OUT: DOW faces revenue challenges December 14, 2008

Last winter’s harsh weather, lagging revenue from licenses compounding DOW’s challenges

The Colorado Division of Wildlife continues to feel the effects of last winter’s record snows.

Storms that pounded Colorado and strained both physical and natural resources now are having a fiscal bite.

A report Thursday to the Colorado Wildlife Commission said the Division of Wildlife is about $3.2 million short this year in revenue from license sales.

The biggest drop was seen in deer licenses.

That $3.2 million includes all hunting and fishing licenses, said Henrietta Turner, head of the DOW license administration section. She cautioned the final deficit might be worse since a few late hunting seasons haven’t wrapped up and some licenses still are being sold.

“Overall we’re down 4.29 percent in license sales,” Turner said. “That’s about 45,000 licenses.”

Big game hunters have been told for years that as Colorado gets closer to capping its big game herds at acceptable levels, hunting opportunities will decline because fewer licenses will be available .

Thursday, Turner told the commission resident elk license sales declined by 2,000 tags (150,658) this year while nonresident elk licenses dropped by 7,000, to 84,755.

Revenue declined by $81,580 for resident license sales and $1.4 million for nonresident licenses.

Deer revenue and license sales also decreased although at a higher rate. Resident hunters purchased 71,000 deer licenses this fall, down from 78,000 in 2007. Nonresident deer hunters dropped from 29,227 in 2007 to 23,541 this fall.

Revenue from resident deer tags dropped 11.5 percent, from $2.15 million in 2007 to $1.9 million this year. Similarly, nonresident license sales dropped 19 percent with revenue declining 18 percent, from $8.5 million to $6.9 million.
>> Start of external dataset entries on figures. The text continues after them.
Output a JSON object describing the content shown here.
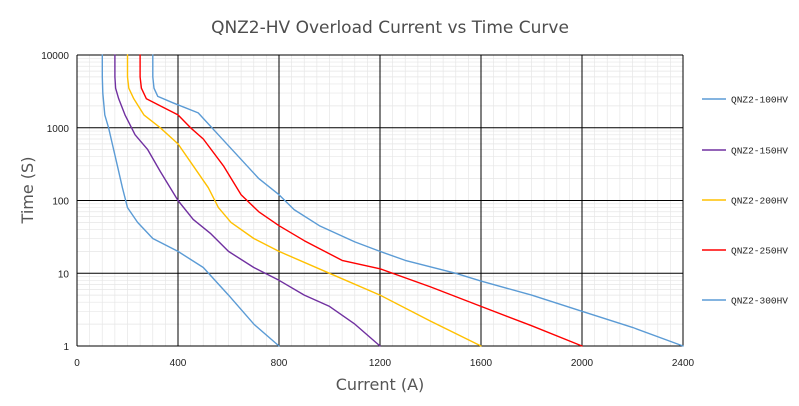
{
  "chart_data": {
    "type": "line",
    "title": "QNZ2-HV Overload Current  vs  Time Curve",
    "xlabel": "Current (A)",
    "ylabel": "Time (S)",
    "xlim": [
      0,
      2400
    ],
    "ylim": [
      1,
      10000
    ],
    "yscale": "log",
    "grid": true,
    "legend_position": "right",
    "x_ticks": [
      0,
      400,
      800,
      1200,
      1600,
      2000,
      2400
    ],
    "x_tick_labels": [
      "0",
      "400",
      "800",
      "1200",
      "1600",
      "2000",
      "2400"
    ],
    "y_ticks": [
      1,
      10,
      100,
      1000,
      10000
    ],
    "y_tick_labels": [
      "1",
      "10",
      "100",
      "1000",
      "10000"
    ],
    "series": [
      {
        "name": "QNZ2-100HV",
        "color": "#5b9bd5",
        "x": [
          100,
          100,
          102,
          110,
          125,
          140,
          160,
          180,
          200,
          240,
          300,
          400,
          500,
          600,
          700,
          800
        ],
        "y": [
          10000,
          5000,
          3000,
          1500,
          1000,
          600,
          300,
          150,
          80,
          50,
          30,
          20,
          12,
          5,
          2,
          1
        ]
      },
      {
        "name": "QNZ2-150HV",
        "color": "#7030a0",
        "x": [
          150,
          150,
          153,
          165,
          190,
          230,
          280,
          330,
          400,
          460,
          530,
          600,
          700,
          800,
          900,
          1000,
          1100,
          1200
        ],
        "y": [
          10000,
          5000,
          3500,
          2500,
          1500,
          800,
          500,
          250,
          100,
          55,
          35,
          20,
          12,
          8,
          5,
          3.5,
          2,
          1
        ]
      },
      {
        "name": "QNZ2-200HV",
        "color": "#ffc000",
        "x": [
          200,
          200,
          205,
          225,
          265,
          330,
          400,
          460,
          520,
          560,
          610,
          700,
          800,
          1000,
          1200,
          1400,
          1600
        ],
        "y": [
          10000,
          5000,
          3500,
          2500,
          1500,
          1000,
          600,
          300,
          150,
          80,
          50,
          30,
          20,
          10,
          5,
          2.2,
          1
        ]
      },
      {
        "name": "QNZ2-250HV",
        "color": "#ff0000",
        "x": [
          250,
          250,
          255,
          275,
          330,
          400,
          450,
          500,
          580,
          650,
          720,
          800,
          900,
          1050,
          1200,
          1400,
          1600,
          1800,
          2000
        ],
        "y": [
          10000,
          5000,
          3500,
          2500,
          2000,
          1500,
          1000,
          700,
          300,
          120,
          70,
          45,
          28,
          15,
          11.5,
          6.5,
          3.5,
          1.9,
          1
        ]
      },
      {
        "name": "QNZ2-300HV",
        "color": "#5b9bd5",
        "x": [
          300,
          300,
          305,
          320,
          380,
          480,
          560,
          640,
          720,
          800,
          860,
          960,
          1100,
          1200,
          1300,
          1500,
          1600,
          1800,
          2000,
          2200,
          2400
        ],
        "y": [
          10000,
          5000,
          3500,
          2700,
          2200,
          1600,
          800,
          400,
          200,
          120,
          75,
          45,
          27,
          20,
          15,
          10,
          7.8,
          5,
          3,
          1.8,
          1
        ]
      }
    ]
  }
}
Some of the decline likely can be attributed to the sagging economy, said Turner, but also hunters had fewer licenses to buy. In some cases license numbers were cut as herds continue to approach desired population levels. Also, in some places, the DOW has been lowering quotas because the licenses weren’t being sold.

Much of the decline in deer licenses and revenue came from lower license quotas, many of which were a reflection of concerns over the effects of last winter.

In one case, the Gunnison Basin received record snows last winter that spurred a four-month emergency feeding program. In response to pressure from local sportsmen and businesses, the wildlife commission slashed the deer licenses to seven.

“To keep it in context, that’s $3.2 million out of a budget of $100 million,” noted DOW Director Tom Remington. “Some of it’s a calculated decline as we reach population objectives.”

Turner also said pronghorn license sales were up last, a direct result of more licenses being available.

Turner suggested this trend of lower revenues may be here to stay.

“The point of my report is that the division may see declining revenues for a while as license numbers drop to keep herds at objectives,” she said.

Turner also mentioned her office this year refunded 14,000 big game licenses, about 4,000 more than last year. Because hunters don’t have to say why they ask for a refund, there’s no one apparent major cause for the increase in refunds, Turner said.

“But many of the people who responded to our questions mentioned the economy or their jobs as a factor,” she said.

The wildlife commission also is considering some changes in the State Habitat Stamp program.

Habitat stamps are required to use a state wildlife area, and non-license buyers can buy a $5 stamp to get access to these areas.

License buyers usually purchase two stamps, one with a fishing license, the other with a hunting license. This unfairly targets license buyers and the commission is considering dropping the two $5 stamps for one $10 stamp.

The commission also is considering requiring the purchase of a habitat stamp prior to applying for a big-game license. This would prevent non-resident hunters from piling up preference points without contributing to the state’s wildlife programs, Remington told the wildlife commission.